This repo contains a basic and an advanced approach to classify reviews as suggestions/non-suggestions. The goal of the task is to mine explicit suggestions (requiring least context) for entity the review is posted.
Decisions lists using Trigram features are used for our basic approach to this problem. It performs better
(F-1: 0.44 on evaluation/test data
, 0.621 on trial/validation data
)
than few of the SemEval-19 participating teams such as
UOL Artificial Intelligence Research Group (Ahmed et al., 2019)
(F-1: 0.3237) and baseline (F-1: 0.268).
Our advanced approach uses Transfer Learning, utilizing pre-trained BERT model for feature extraction and internal representation learning. It ranks 6th among 32 teams, with F-1 score of 0.7487. We have re-trained the BertForSequenceClassification model for just 3 epochs without freezing weights in initial layers.
bash
terminal with python 3.7 available in active environment.
A cleaner approach would be to install dependencies in a virtual environment such as conda.
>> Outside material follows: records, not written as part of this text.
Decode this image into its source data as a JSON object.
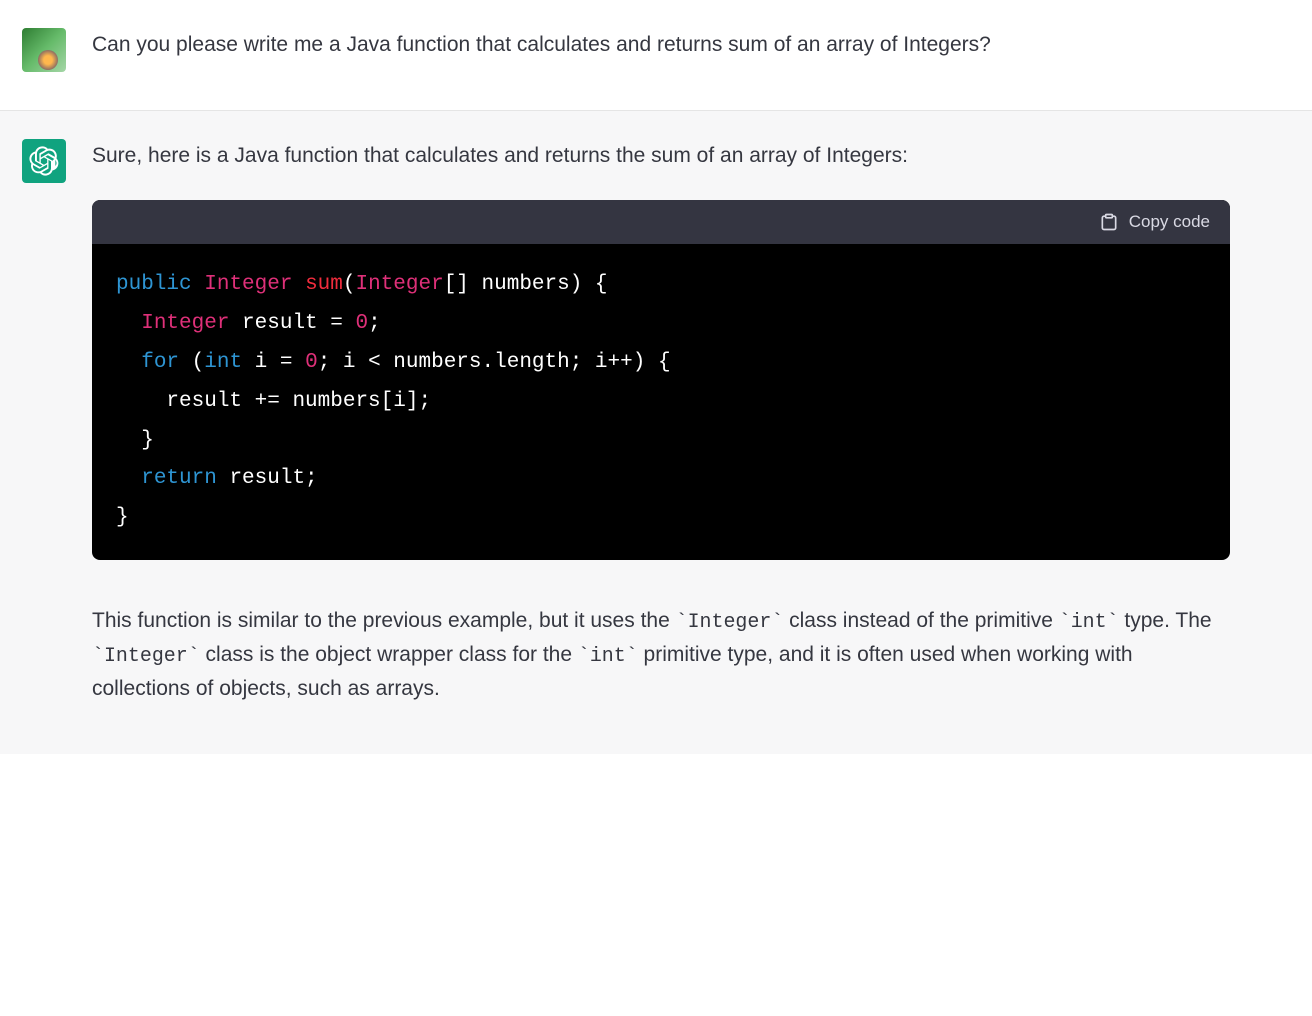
{
  "messages": {
    "user": {
      "text": "Can you please write me a Java function that calculates and returns sum of an array of Integers?"
    },
    "assistant": {
      "intro": "Sure, here is a Java function that calculates and returns the sum of an array of Integers:",
      "code": {
        "copy_label": "Copy code",
        "tokens": {
          "public": "public",
          "Integer": "Integer",
          "sum": "sum",
          "lparen": "(",
          "arr_brackets": "[] numbers) {",
          "result_decl": " result = ",
          "zero1": "0",
          "semi": ";",
          "for": "for",
          "lfor": " (",
          "int": "int",
          "i_decl": " i = ",
          "zero2": "0",
          "cond": "; i < numbers.length; i++) {",
          "body": "result += numbers[i];",
          "rbrace1": "}",
          "return": "return",
          "return_val": " result;",
          "rbrace2": "}"
        }
      },
      "explanation": {
        "p1_a": "This function is similar to the previous example, but it uses the ",
        "p1_code1": "`Integer`",
        "p1_b": " class instead of the primitive ",
        "p1_code2": "`int`",
        "p1_c": " type. The ",
        "p1_code3": "`Integer`",
        "p1_d": " class is the object wrapper class for the ",
        "p1_code4": "`int`",
        "p1_e": " primitive type, and it is often used when working with collections of objects, such as arrays."
      }
    }
  }
}
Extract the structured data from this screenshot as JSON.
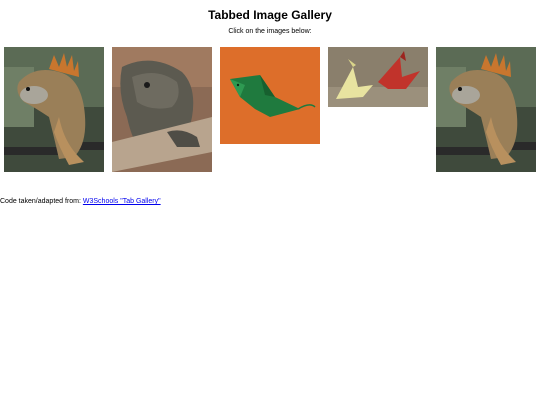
{
  "page": {
    "title": "Tabbed Image Gallery",
    "instruction": "Click on the images below:"
  },
  "gallery": {
    "images": [
      {
        "subject": "iguana on branch"
      },
      {
        "subject": "lizard close-up on rock"
      },
      {
        "subject": "green origami mouse on orange background"
      },
      {
        "subject": "origami cranes yellow and red"
      },
      {
        "subject": "iguana on branch"
      }
    ]
  },
  "footer": {
    "prefix": "Code taken/adapted from: ",
    "link_text": "W3Schools \"Tab Gallery\""
  }
}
conda create --name suggestionMining python=3.7 # Create a env with python 3.7
conda activate suggestionMining # Activate the environment
The following command installs all required dependencies/packages for this code.
bash INSTALL.sh
The following command runs the experiment on task's official data-set and reproduces same results as mentioned here or in paper.
bash EXPERIMENT.sh
To find the optimum, an exhaustive grid-search is used.
For basic approach it can be executed via BASIC_GRID_SEARCH.sh
bash script.
Following is an example of running such experiment and saving results to a CSV file:
bash BASIC_GRID_SEARCH.sh > results/basic_grid_search.csv